Elle instruit également les organes sociaux des entreprises publiques, des banques publiques ainsi que des caisses et mutuelles publiques à prendre les résolutions nécessaires pour en garantir l’application.

Enfin, l’article 7 charge l’ANEP d’assurer le suivi et la dénonciation des ordonnateurs contrevenants auprès des services du chef du gouvernement :
« La Direction générale de l’ANEP est chargée du suivi du respect de la présente décision par les ordonnateurs d’annonces et de publicité et de signaler, par un état mensuel aux services du chef du gouvernement, toute violation des termes de l’article premier ci-dessus. »

« La nature maffieuse du régime ne permet pas à ces entreprises de fonctionner selon les règles du marché »

Cette décision, renforcée par un décret présidentiel en 2010 puis par le code des marchés publics, a fait de l’État un acteur majeur du marché publicitaire à travers les annonces légales, consolidant ainsi l’influence du pouvoir politique, notamment en période de crise économique.

« Le recours à la publicité par voie de presse est obligatoire dans les cas suivants : appel d’offres ouvert, appel d’offres restreint, appel à la présélection, concours et adjudication », stipule l’article 45 du décret 10-236 portant réglementation des marchés publics.

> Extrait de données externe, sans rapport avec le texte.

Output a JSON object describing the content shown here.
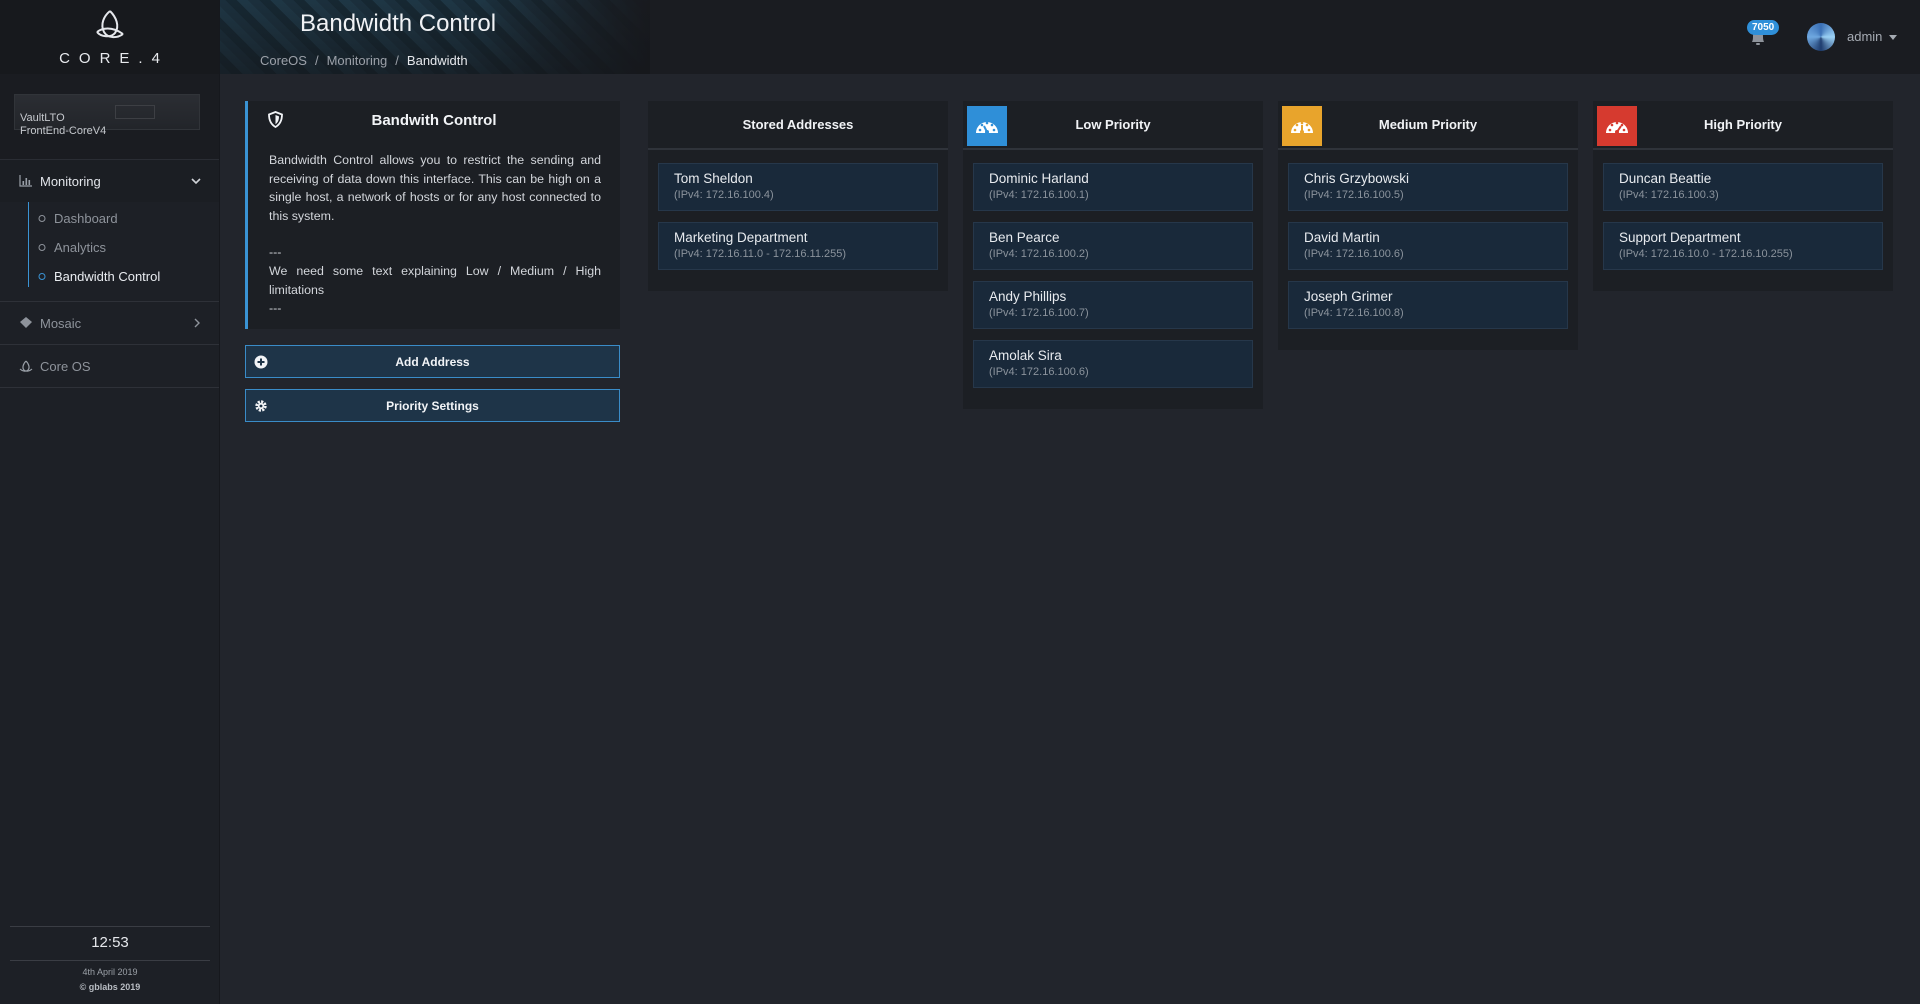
{
  "brand": {
    "name": "CORE.4"
  },
  "device": {
    "line1": "VaultLTO",
    "line2": "FrontEnd-CoreV4"
  },
  "nav": {
    "monitoring": "Monitoring",
    "sub": [
      "Dashboard",
      "Analytics",
      "Bandwidth Control"
    ],
    "mosaic": "Mosaic",
    "coreos": "Core OS"
  },
  "footer": {
    "time": "12:53",
    "date": "4th April 2019",
    "copyright": "© gblabs 2019"
  },
  "header": {
    "title": "Bandwidth Control",
    "breadcrumb": [
      "CoreOS",
      "Monitoring",
      "Bandwidth"
    ],
    "notifications": "7050",
    "user": "admin"
  },
  "info": {
    "title": "Bandwith Control",
    "para1": "Bandwidth Control allows you to restrict the sending and receiving of data down this interface. This can be high on a single host, a network of hosts or for any host connected to this system.",
    "dash1": "---",
    "para2": "We need some text explaining Low / Medium / High limitations",
    "dash2": "---"
  },
  "buttons": {
    "add": "Add Address",
    "priority": "Priority Settings"
  },
  "columns": [
    {
      "title": "Stored Addresses",
      "icon": "none",
      "color": "",
      "items": [
        {
          "name": "Tom Sheldon",
          "ip": "(IPv4: 172.16.100.4)"
        },
        {
          "name": "Marketing Department",
          "ip": "(IPv4: 172.16.11.0 - 172.16.11.255)"
        }
      ]
    },
    {
      "title": "Low Priority",
      "icon": "speedometer-icon",
      "color": "#2f8fd8",
      "items": [
        {
          "name": "Dominic Harland",
          "ip": "(IPv4: 172.16.100.1)"
        },
        {
          "name": "Ben Pearce",
          "ip": "(IPv4: 172.16.100.2)"
        },
        {
          "name": "Andy Phillips",
          "ip": "(IPv4: 172.16.100.7)"
        },
        {
          "name": "Amolak Sira",
          "ip": "(IPv4: 172.16.100.6)"
        }
      ]
    },
    {
      "title": "Medium Priority",
      "icon": "speedometer-icon",
      "color": "#e8a42c",
      "items": [
        {
          "name": "Chris Grzybowski",
          "ip": "(IPv4: 172.16.100.5)"
        },
        {
          "name": "David Martin",
          "ip": "(IPv4: 172.16.100.6)"
        },
        {
          "name": "Joseph Grimer",
          "ip": "(IPv4: 172.16.100.8)"
        }
      ]
    },
    {
      "title": "High Priority",
      "icon": "speedometer-icon",
      "color": "#d63a2f",
      "items": [
        {
          "name": "Duncan Beattie",
          "ip": "(IPv4: 172.16.100.3)"
        },
        {
          "name": "Support Department",
          "ip": "(IPv4: 172.16.10.0 - 172.16.10.255)"
        }
      ]
    }
  ]
}
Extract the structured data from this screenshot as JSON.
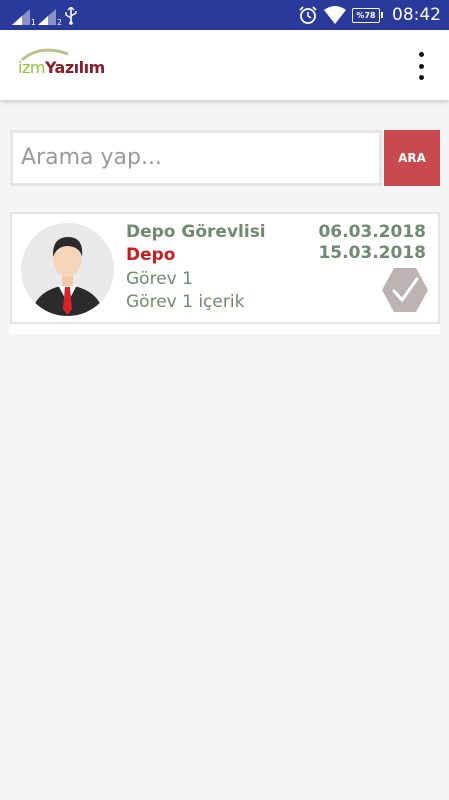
{
  "status_bar": {
    "sim1": "1",
    "sim2": "2",
    "battery": "%78",
    "time": "08:42"
  },
  "app_bar": {
    "logo_left": "izm",
    "logo_right": "Yazılım"
  },
  "search": {
    "placeholder": "Arama yap...",
    "button_label": "ARA"
  },
  "tasks": [
    {
      "title": "Depo Görevlisi",
      "department": "Depo",
      "task_name": "Görev 1",
      "task_description": "Görev 1 içerik",
      "start_date": "06.03.2018",
      "end_date": "15.03.2018"
    }
  ],
  "colors": {
    "status_bar": "#2a3a9a",
    "accent_red": "#c84a4e",
    "text_green": "#6e8a70",
    "department_red": "#c81e1e"
  }
}
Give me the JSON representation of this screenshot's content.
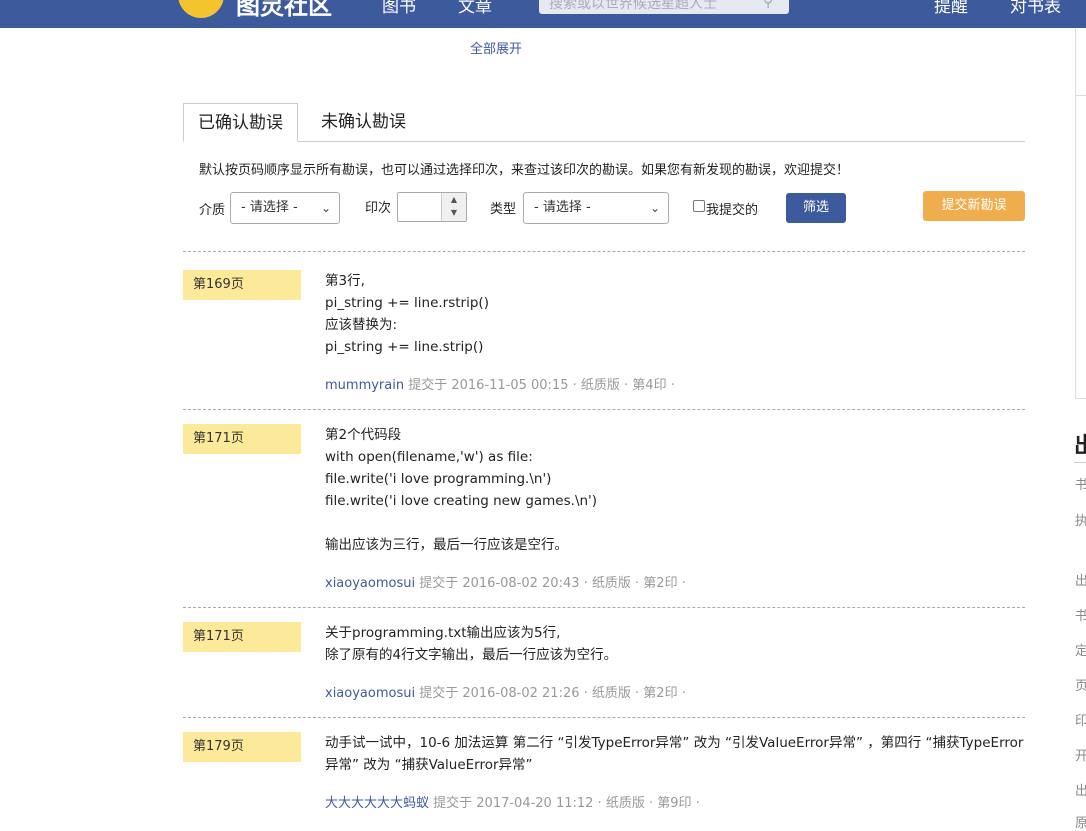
{
  "header": {
    "logo_text": "图灵社区",
    "nav": [
      "图书",
      "文章"
    ],
    "search_placeholder": "搜索或以世界候选星超人士",
    "right_links": [
      "提醒",
      "对书表"
    ]
  },
  "expand_all": "全部展开",
  "tabs": {
    "confirmed": "已确认勘误",
    "unconfirmed": "未确认勘误"
  },
  "intro": "默认按页码顺序显示所有勘误，也可以通过选择印次，来查过该印次的勘误。如果您有新发现的勘误，欢迎提交！",
  "filters": {
    "medium_label": "介质",
    "medium_value": "- 请选择 -",
    "printing_label": "印次",
    "type_label": "类型",
    "type_value": "- 请选择 -",
    "mine_label": "我提交的",
    "filter_button": "筛选",
    "submit_button": "提交新勘误"
  },
  "entries": [
    {
      "page": "第169页",
      "lines": [
        "第3行,",
        "pi_string += line.rstrip()",
        "应该替换为:",
        "pi_string += line.strip()"
      ],
      "user": "mummyrain",
      "meta": " 提交于 2016-11-05 00:15 · 纸质版 · 第4印 ·"
    },
    {
      "page": "第171页",
      "lines": [
        "第2个代码段",
        "with open(filename,'w') as file:",
        "file.write('i love programming.\\n')",
        "file.write('i love creating new games.\\n')",
        "",
        "输出应该为三行，最后一行应该是空行。"
      ],
      "user": "xiaoyaomosui",
      "meta": " 提交于 2016-08-02 20:43 · 纸质版 · 第2印 ·"
    },
    {
      "page": "第171页",
      "lines": [
        "关于programming.txt输出应该为5行,",
        "除了原有的4行文字输出，最后一行应该为空行。"
      ],
      "user": "xiaoyaomosui",
      "meta": " 提交于 2016-08-02 21:26 · 纸质版 · 第2印 ·"
    },
    {
      "page": "第179页",
      "lines": [
        "动手试一试中，10-6 加法运算 第二行 “引发TypeError异常” 改为 “引发ValueError异常” ，第四行 “捕获TypeError",
        "异常” 改为 “捕获ValueError异常”"
      ],
      "user": "大大大大大大蚂蚁",
      "meta": " 提交于 2017-04-20 11:12 · 纸质版 · 第9印 ·"
    }
  ],
  "sidebar": {
    "title": "出",
    "labels": [
      "书",
      "执",
      "出",
      "书",
      "定",
      "页",
      "印",
      "开",
      "出",
      "原"
    ]
  }
}
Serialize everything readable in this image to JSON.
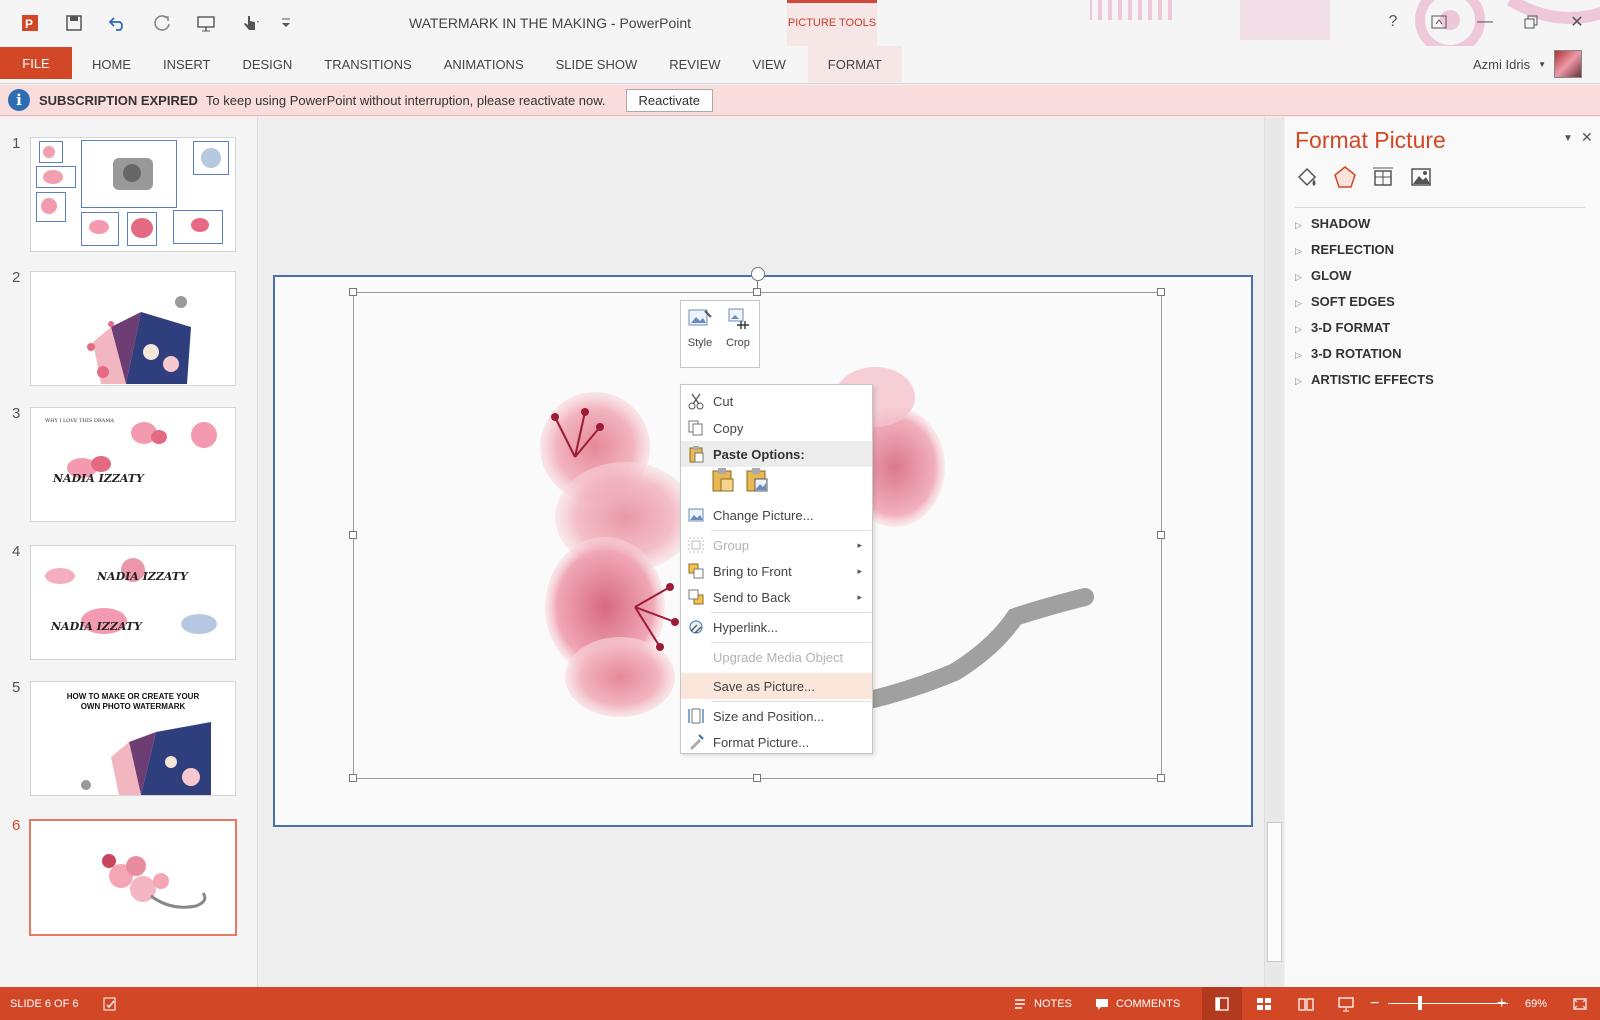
{
  "window": {
    "title": "WATERMARK IN THE MAKING - PowerPoint",
    "contextual_group": "PICTURE TOOLS"
  },
  "ribbon": {
    "file": "FILE",
    "tabs": [
      "HOME",
      "INSERT",
      "DESIGN",
      "TRANSITIONS",
      "ANIMATIONS",
      "SLIDE SHOW",
      "REVIEW",
      "VIEW"
    ],
    "format_tab": "FORMAT",
    "user_name": "Azmi Idris"
  },
  "message_bar": {
    "title": "SUBSCRIPTION EXPIRED",
    "text": "To keep using PowerPoint without interruption, please reactivate now.",
    "button": "Reactivate"
  },
  "thumbnails": {
    "numbers": [
      "1",
      "2",
      "3",
      "4",
      "5",
      "6"
    ],
    "slide3_text_top": "WHY I LOVE THIS DRAMA",
    "slide3_text": "NADIA IZZATY",
    "slide4_text": "NADIA IZZATY",
    "slide4_text2": "NADIA IZZATY",
    "slide5_title": "HOW TO MAKE OR CREATE YOUR OWN PHOTO WATERMARK",
    "active_index": 6
  },
  "mini_toolbar": {
    "style": "Style",
    "crop": "Crop"
  },
  "context_menu": {
    "cut": "Cut",
    "copy": "Copy",
    "paste_options": "Paste Options:",
    "change_picture": "Change Picture...",
    "group": "Group",
    "bring_to_front": "Bring to Front",
    "send_to_back": "Send to Back",
    "hyperlink": "Hyperlink...",
    "upgrade_media": "Upgrade Media Object",
    "save_as_picture": "Save as Picture...",
    "size_position": "Size and Position...",
    "format_picture": "Format Picture..."
  },
  "format_panel": {
    "title": "Format Picture",
    "items": [
      "SHADOW",
      "REFLECTION",
      "GLOW",
      "SOFT EDGES",
      "3-D FORMAT",
      "3-D ROTATION",
      "ARTISTIC EFFECTS"
    ]
  },
  "status_bar": {
    "slide_info": "SLIDE 6 OF 6",
    "notes": "NOTES",
    "comments": "COMMENTS",
    "zoom": "69%"
  },
  "colors": {
    "accent": "#d24726",
    "message_bar": "#f9dcdc",
    "selection_border": "#4a6fae"
  }
}
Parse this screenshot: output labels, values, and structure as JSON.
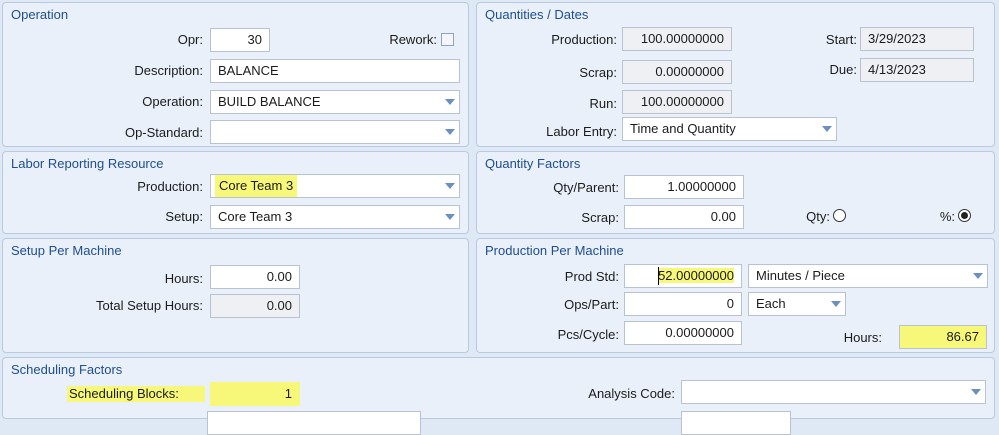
{
  "operation": {
    "title": "Operation",
    "opr_label": "Opr:",
    "opr_value": "30",
    "rework_label": "Rework:",
    "description_label": "Description:",
    "description_value": "BALANCE",
    "operation_label": "Operation:",
    "operation_value": "BUILD BALANCE",
    "op_standard_label": "Op-Standard:",
    "op_standard_value": ""
  },
  "quantities_dates": {
    "title": "Quantities / Dates",
    "production_label": "Production:",
    "production_value": "100.00000000",
    "scrap_label": "Scrap:",
    "scrap_value": "0.00000000",
    "run_label": "Run:",
    "run_value": "100.00000000",
    "labor_entry_label": "Labor Entry:",
    "labor_entry_value": "Time and Quantity",
    "start_label": "Start:",
    "start_value": "3/29/2023",
    "due_label": "Due:",
    "due_value": "4/13/2023"
  },
  "labor_reporting": {
    "title": "Labor Reporting Resource",
    "production_label": "Production:",
    "production_value": "Core Team 3",
    "setup_label": "Setup:",
    "setup_value": "Core Team 3"
  },
  "quantity_factors": {
    "title": "Quantity Factors",
    "qty_parent_label": "Qty/Parent:",
    "qty_parent_value": "1.00000000",
    "scrap_label": "Scrap:",
    "scrap_value": "0.00",
    "qty_label": "Qty:",
    "pct_label": "%:"
  },
  "setup_per_machine": {
    "title": "Setup Per Machine",
    "hours_label": "Hours:",
    "hours_value": "0.00",
    "total_setup_label": "Total Setup Hours:",
    "total_setup_value": "0.00"
  },
  "production_per_machine": {
    "title": "Production Per Machine",
    "prod_std_label": "Prod Std:",
    "prod_std_value": "52.00000000",
    "prod_std_unit": "Minutes / Piece",
    "ops_part_label": "Ops/Part:",
    "ops_part_value": "0",
    "ops_part_unit": "Each",
    "pcs_cycle_label": "Pcs/Cycle:",
    "pcs_cycle_value": "0.00000000",
    "hours_label": "Hours:",
    "hours_value": "86.67"
  },
  "scheduling": {
    "title": "Scheduling Factors",
    "blocks_label": "Scheduling Blocks:",
    "blocks_value": "1",
    "analysis_label": "Analysis Code:",
    "analysis_value": ""
  },
  "colors": {
    "highlight": "#f7f77a",
    "panel_title": "#1e4e8c",
    "panel_bg": "#e9f0fa"
  }
}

Ce décret a toutefois dispensé les entreprises publiques exposées à la concurrence de cette obligation, leur laissant la liberté de choisir les supports les plus adaptés pour diffuser leurs publicités commerciales.

Cependant, la nature mafieuse du régime empêche ces entreprises de fonctionner selon les règles du marché : il est mal vu d’acheter des espaces publicitaires auprès de journaux indépendants. Et, par crainte d’un limogeage, les responsables préfèrent passer par l’ANEP, véritable bras financier de la police politique.

Peu avant la promulgation de la décision de Ouyahia, les grands tirages Le Soir d’Algérie, Liberté, El Watan et El Khabar avaient unilatéralement rompu leurs relations commerciales avec l’ANEP et dénoncé, dans un communiqué commun, un chantage à la publicité.

La décision du « cartel » de la presse — qui, faut-il le rappeler, s’était opposé au deuxième mandat de Bouteflika — était intervenue dans un contexte d’opulence et d’aisance financière. L’argent coulait alors à flot dans leurs caisses : le groupe Khalifa, les opérateurs de téléphonie mobile et les concessionnaires automobiles inondaient la presse de réclames.

Cela avait sorti de l’ombre la Cellule de communication et de diffusion (CCD), dépendant du Département du renseignement et de la sécurité (DRS), et rendu célèbre, sinistrement, son chef, le colonel Lakhdar Bouzid, alias Fawzi. Le pouvoir politique lui avait confié la mission de favoriser l’émergence de nouveaux journaux pour contrer le courant dominant.

Le résultat fut un échec.

Le fusible annonciateur du démembrement du DRS

Après une parenthèse durant laquelle les six journaux publics publiaient des suppléments de 64 pages d’annonces légales pour absorber la demande des opérateurs publics chargés de l’exécution du plan de rattrapage infrastructurel, des agréments de journaux furent distribués à des éditeurs pour la plupart étrangers à la profession.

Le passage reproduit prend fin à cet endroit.